Now, I didn’t let it ruin my evening, but it needed to be addressed.

 

It doesn’t happen often, and for the most part the Blues scene is a safe, nonthreatening, environment but things like this do happen and not just to me. It happens outside of the Blues scene as well. There are men out there that use public situations and social norms to prey on women while everyone watches.

I read an article on how we’re conditioned to “de-escalate” situations instead of calling people on their BS. I’m certainly guilty of it, but it’s a complex thing.

I thought of 3 different ways I could have hurt the Meathead to get him off me. I almost hit him when he was in my ear about liking sweat but I didn’t. I dug my nails into the palm of the hand resting on his shoulder, I bit my lip. I didn’t hurt him.

I AM strong in ways he wouldn’t understand. I have a lot of self control.

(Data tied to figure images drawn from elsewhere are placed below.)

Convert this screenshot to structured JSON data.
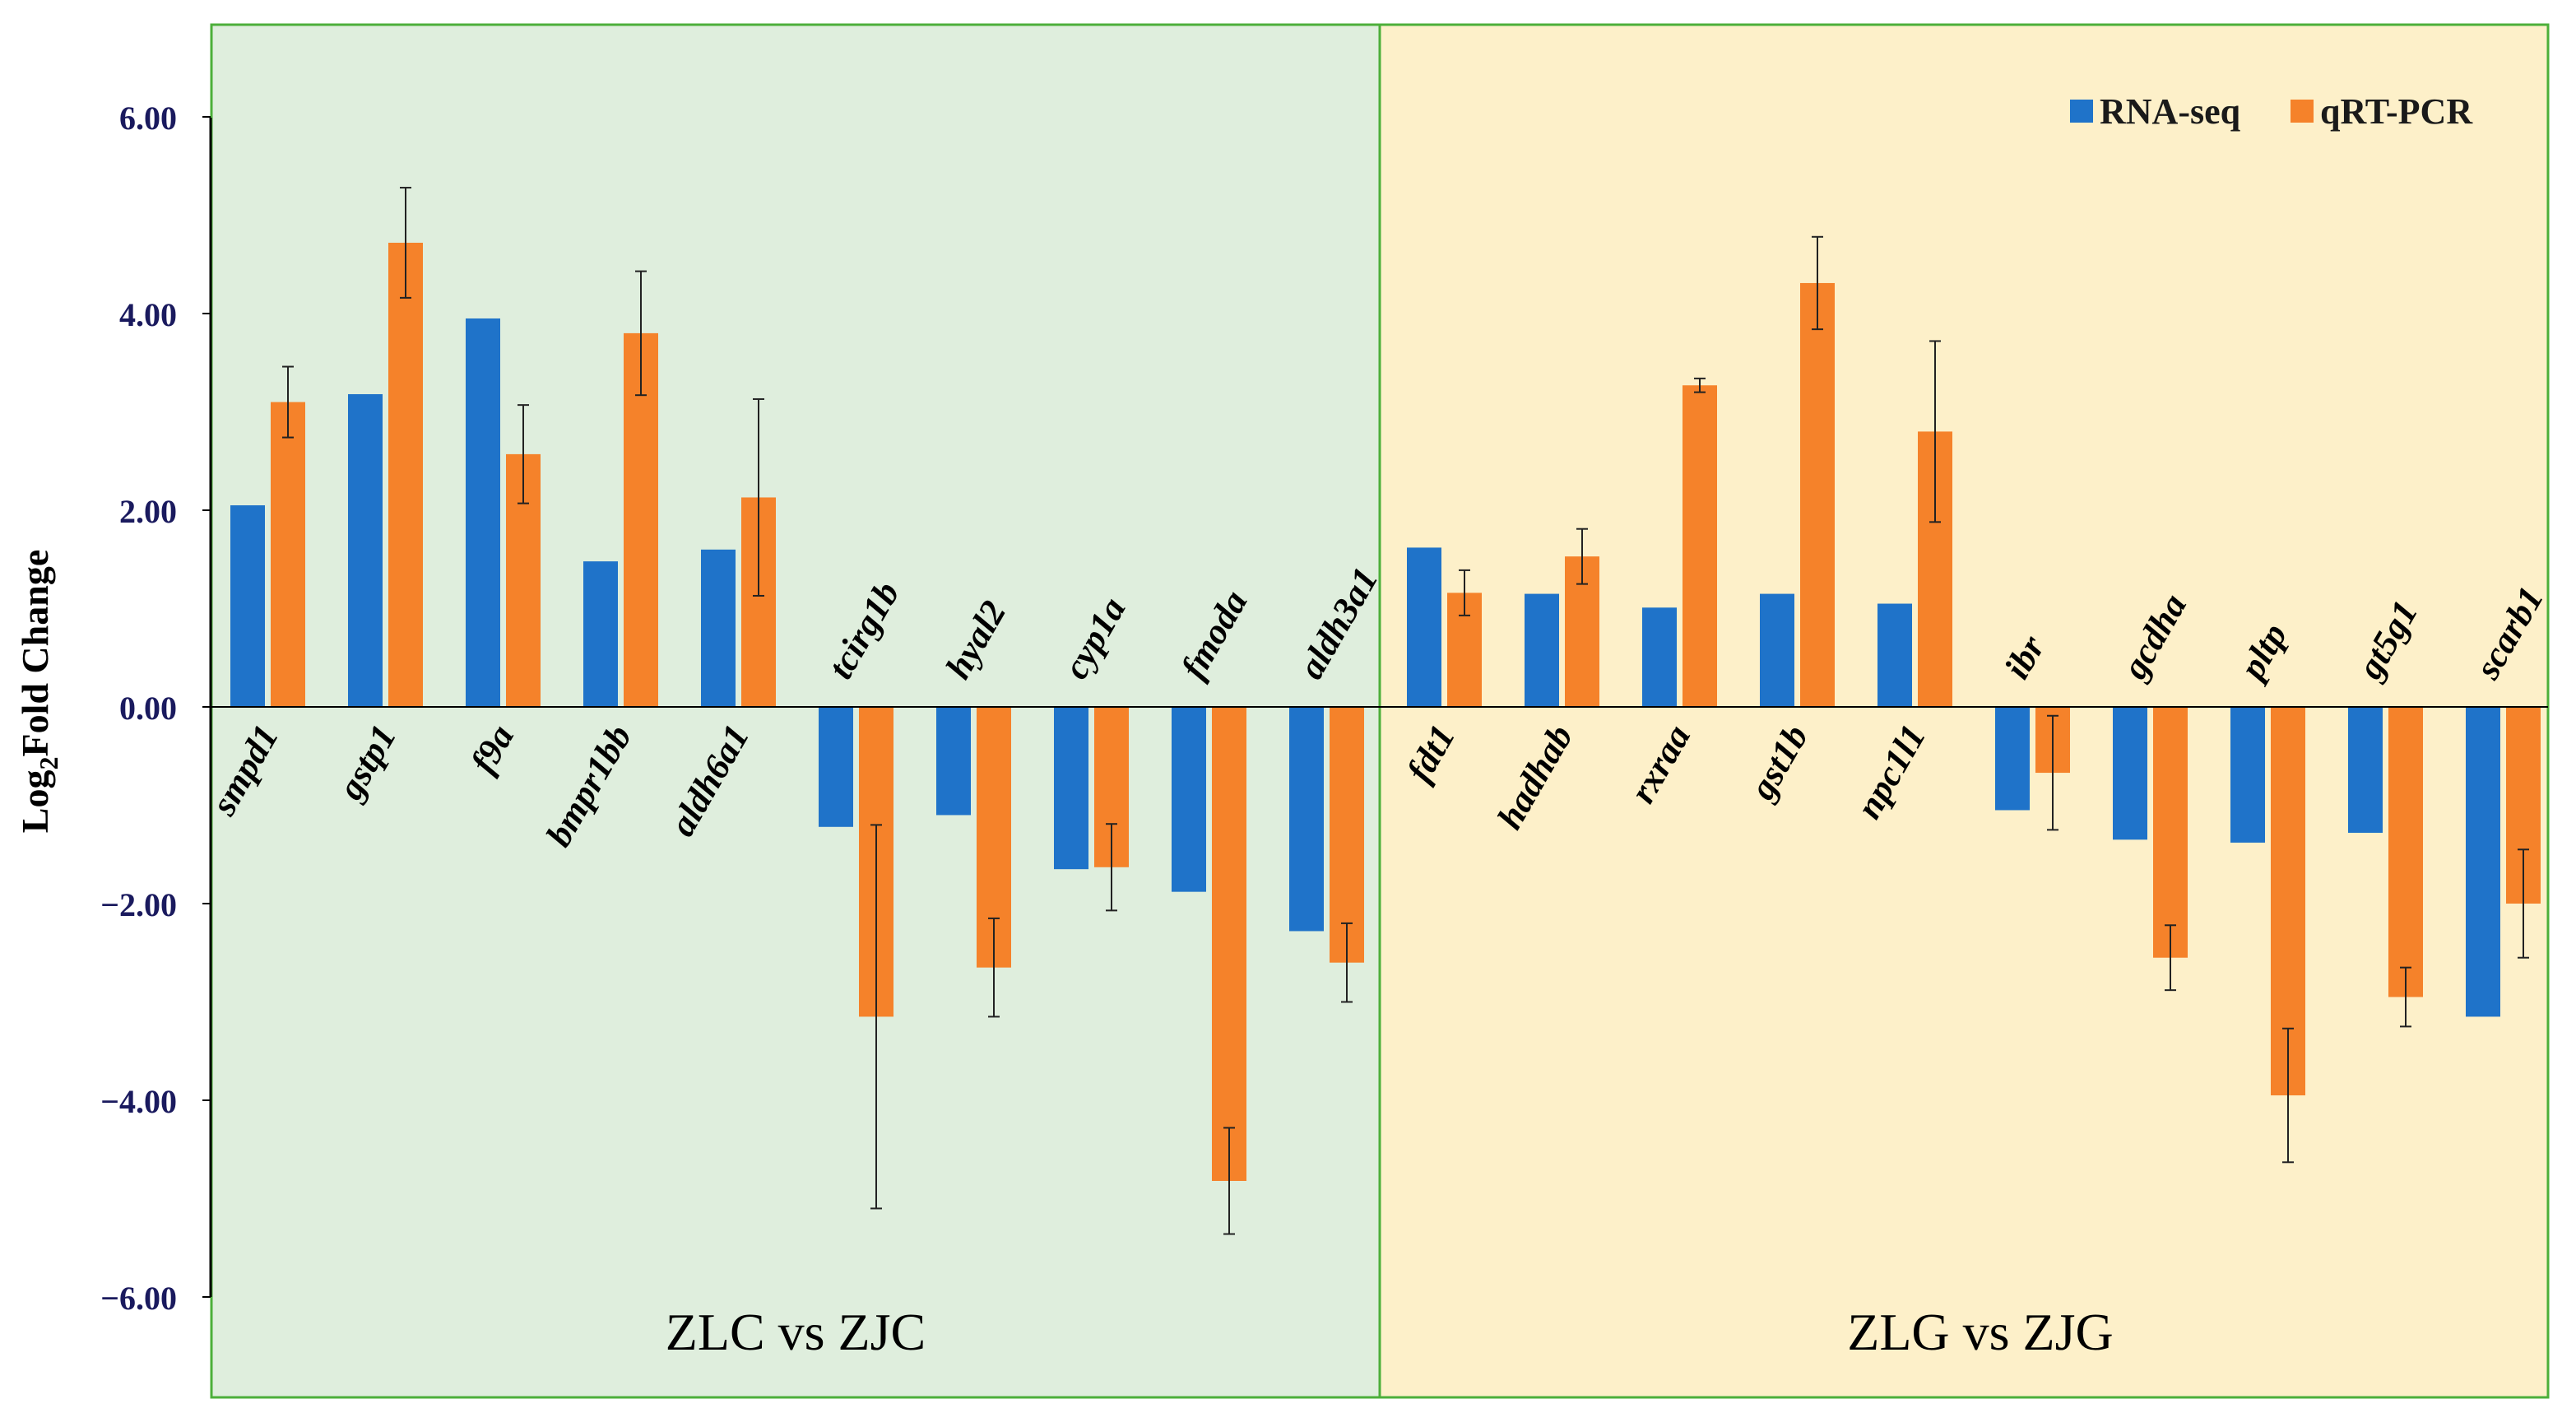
{
  "chart_data": {
    "type": "bar",
    "ylabel": "Log2Fold Change",
    "ylabel_main": "Log",
    "ylabel_sub": "2",
    "ylabel_rest": "Fold Change",
    "ylim": [
      -7.0,
      7.0
    ],
    "yticks": [
      6,
      4,
      2,
      0,
      -2,
      -4,
      -6
    ],
    "ytick_labels": [
      "6.00",
      "4.00",
      "2.00",
      "0.00",
      "−2.00",
      "−4.00",
      "−6.00"
    ],
    "legend": [
      "RNA-seq",
      "qRT-PCR"
    ],
    "colors": {
      "rna": "#1f73c9",
      "qrt": "#f5822a",
      "panel_left": "#dfeedd",
      "panel_right": "#fdf0c9",
      "panel_border": "#4caf3a",
      "tick_label": "#1a1a5e"
    },
    "panels": [
      {
        "title": "ZLC vs ZJC",
        "genes": [
          "smpd1",
          "gstp1",
          "f9a",
          "bmpr1bb",
          "aldh6a1",
          "tcirg1b",
          "hyal2",
          "cyp1a",
          "fmoda",
          "aldh3a1"
        ],
        "rna_seq": [
          2.05,
          3.18,
          3.95,
          1.48,
          1.6,
          -1.22,
          -1.1,
          -1.65,
          -1.88,
          -2.28
        ],
        "qrt_pcr": [
          3.1,
          4.72,
          2.57,
          3.8,
          2.13,
          -3.15,
          -2.65,
          -1.63,
          -4.82,
          -2.6
        ],
        "qrt_err": [
          0.36,
          0.56,
          0.5,
          0.63,
          1.0,
          1.95,
          0.5,
          0.44,
          0.54,
          0.4
        ]
      },
      {
        "title": "ZLG vs ZJG",
        "genes": [
          "fdt1",
          "hadhab",
          "rxraa",
          "gst1b",
          "npc1l1",
          "ibr",
          "gcdha",
          "pltp",
          "gt5g1",
          "scarb1"
        ],
        "rna_seq": [
          1.62,
          1.15,
          1.01,
          1.15,
          1.05,
          -1.05,
          -1.35,
          -1.38,
          -1.28,
          -3.15
        ],
        "qrt_pcr": [
          1.16,
          1.53,
          3.27,
          4.31,
          2.8,
          -0.67,
          -2.55,
          -3.95,
          -2.95,
          -2.0
        ],
        "qrt_err": [
          0.23,
          0.28,
          0.07,
          0.47,
          0.92,
          0.58,
          0.33,
          0.68,
          0.3,
          0.55
        ]
      }
    ]
  }
}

But I also am weak, I’d rather de-escalate than drag other people into my drama.  Or make him angry and have him follow me to my car when there are less witnesses around.

It was less risky to just swallow the fear and be afraid for a few minutes.

I wanted help, but I didn’t want help. I looked for anyone to come save me, but when someone said I should bring it up publicly, I said I didn’t want to be a damsel.

And I don’t. I want to save my own goddamn self.

But sometimes I don’t know if I can.

Its a very confusing thing.

And scary.

Fortunately, Meathead didn’t ruin my night. Like every other injury dealt me by idiot men my hyperextended elbow will heal and my chiropractor knocked everything else back into place today.

And if nothing else, it made me appreciate every other dance all the more.

Two of which were with the Viking.

But that’s another story, one that has no business sharing space with a post on anxiety and panic.